R. Esto nos lleva a que los adolescentes, o el ser humano en general, se mueve por el principio del placer, que activa el sistema de recompensa interior y puede actuar como una droga. Si a eso le sumas cierta irresponsabilidad, un individualismo extremo… pues sí, nos encontraremos con algunos jóvenes, no todos, de fiesta en plena pandemia. Salen por el principio del placer, no evalúan las consecuencias ni empatizan con los sanitarios o personas de riesgo. No creo que sea solo un problema de irresponsabilidad, sino una cuestión ética, un problema moral. El autocontrol se debería aprender en casa.

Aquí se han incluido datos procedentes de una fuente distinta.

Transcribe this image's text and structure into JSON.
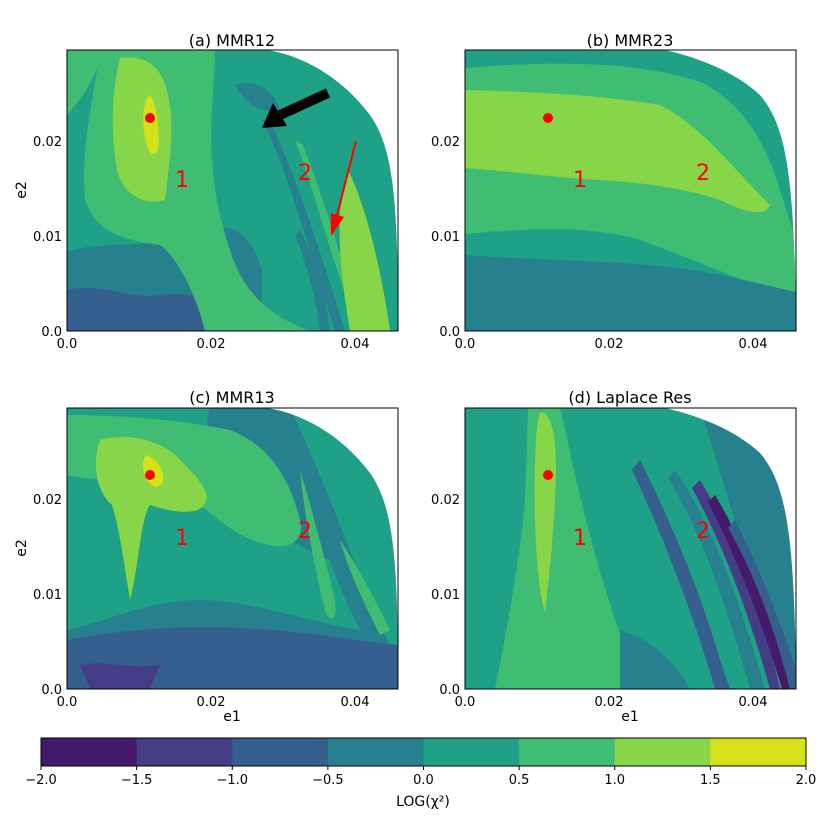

Por definición es una lucha contra el principio del placer y nace de las normas, de ciertas reglas, que se deberían enseñar desde la infancia. Consiste precisamente en internalizar y hacer propias las reglas externas, y aquí no tiene tanto que ver las variables genéticas como el ambiente, el aprendizaje, desde pequeños.
P. ¿Cómo podemos diferenciar una tristeza normal en los niños, o en nosotros, de una depresión?
R. La tristeza cumple una función filogenética, lentifica todo tu software mental, para que puedas analizar la pérdida, buscar soluciones; aparece una expresión social, que es impactante para el otro y le envía información: “Ayúdenme”. Puede durar entre 15 y 20 días: “Hola, tristeza, vienes para ayudarme, vale, te meto en el bolsillo 15 días”. En cambio, en la depresión no hay función filogenética, la desesperanza aprendida es una enfermedad heterogénea que afecta a muchas áreas. La persona triste tiende a estar en sociedad, a buscar el apoyo del otro; la persona deprimida se aísla. Puede ser de remisión espontánea, pero a veces se estanca. Mi recomendación sería crear un ambiente motivacional, microclimas de alegría, hablar con seres queridos, escribir lo que nos preocupa, autoevaluarnos sin pesimismo ni optimismo extremos. Y pedir ayuda profesional cuando pasen las semanas y no recuperemos las fuerzas para levantarnos por las mañanas, o pensamos que la vida no tiene sentido.
P. ¿Cree que después de esta experiencia aprenderemos la lección y viviremos más despacio o volveremos al ritmo frenético de siempre?
R. No creo que esta pandemia nos haga mejores ni peores, pero sí que nuestra percepción del tiempo no va a ser la misma; en eso vamos a cambiar. Quizá entremos en una etapa en la que rescatemos la lentitud y empecemos a rebelarnos contra la falta de tiempo para nosotros mismos y nuestras familias. La percepción de vulnerabilidad también nos hará cambiar, porque hasta ahora nos habíamos esforzado en “aprender a vivir” e ignorar la muerte como un tema tabú. Quizá el enfoque a partir de ahora sea el “arte de saber morir”, para tener menos miedo a lo que venga.